Dieu

DIEU dans le journal 1999

 Dieu à portée de ma main. Voici que je touche la figure violacée d’une rose rouge et c’est Dieu que je touche. Ou bien je roule dans l’herbe mauve d’une prairie, alors que le soir descend, et Dieu me chatouille de ses mille extrémités fines. Ou encore je dors dans l’enceinte d’une ramure, perché sur une branche centrale, et c’est Dieu qui me tient légèrement – mais inébranlablement – dans son poing délicat et fort.

mon Dieu, je dois d’abord vouloir ta délivrance hors du sein opaque de mes pensées 

mon Dieu, tu as décidé de me découper comme un fruit afin de ne garder à la fin que le noyau dur, incompressible

un des mots que j’aime le plus : fidélité. J’aime la façon dont il sonne, le té final qui part comme un coup de clairon, le couple jumeau des i dont les chants se relaient et, de manière générale, son allure de cavalier fier et dansant. Fidélité à Dieu, à la poésie, à un amour, à la nature. Comme j’aimerais pouvoir penser de moi, à la fin de ma vie: « j’ai été fidèle »

 mon Dieu, comme cette échelle est dure à gravir. J’ai l’impression d’être toujours sur le même barreau. Et pourtant il faut, n’est-ce pas, il faut que je m’élève

 levant la tête, j’ai crié vers Dieu, en moi, vers le ciel de mon être profond, j’ai crié : mon Dieu, donne-moi la foi entière

 il faut aller vers Dieu, mais de biais, obliquement. Il faut tourner autour de lui en cercles de plus en plus étroits puis se laisser aspirer.
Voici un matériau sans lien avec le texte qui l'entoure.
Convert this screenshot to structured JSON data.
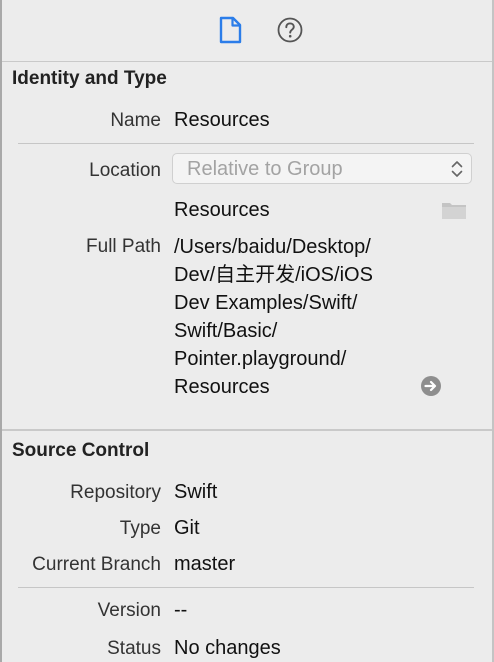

C’est ainsi que les papillons tournent autour des lampes. C’est ainsi également que les pèlerins musulmans tournent autour de la Kaaba

 plutôt qu’à tes propres désirs (si faillibles, si équivoques), ouvre-toi au désir de Dieu en toi

 mon Dieu, je n’ai rien, je ne suis rien. Cela, je le sais, et je ne le sais pas. Je suis aveugle et muet, pourtant en moi quelqu’un parle et voit. Mon Dieu, je vous en prie, faites que cette parole et cette lumière s’avivent toujours plus, afin que je retrouve la liberté, l’unité et le diamant de la solitude.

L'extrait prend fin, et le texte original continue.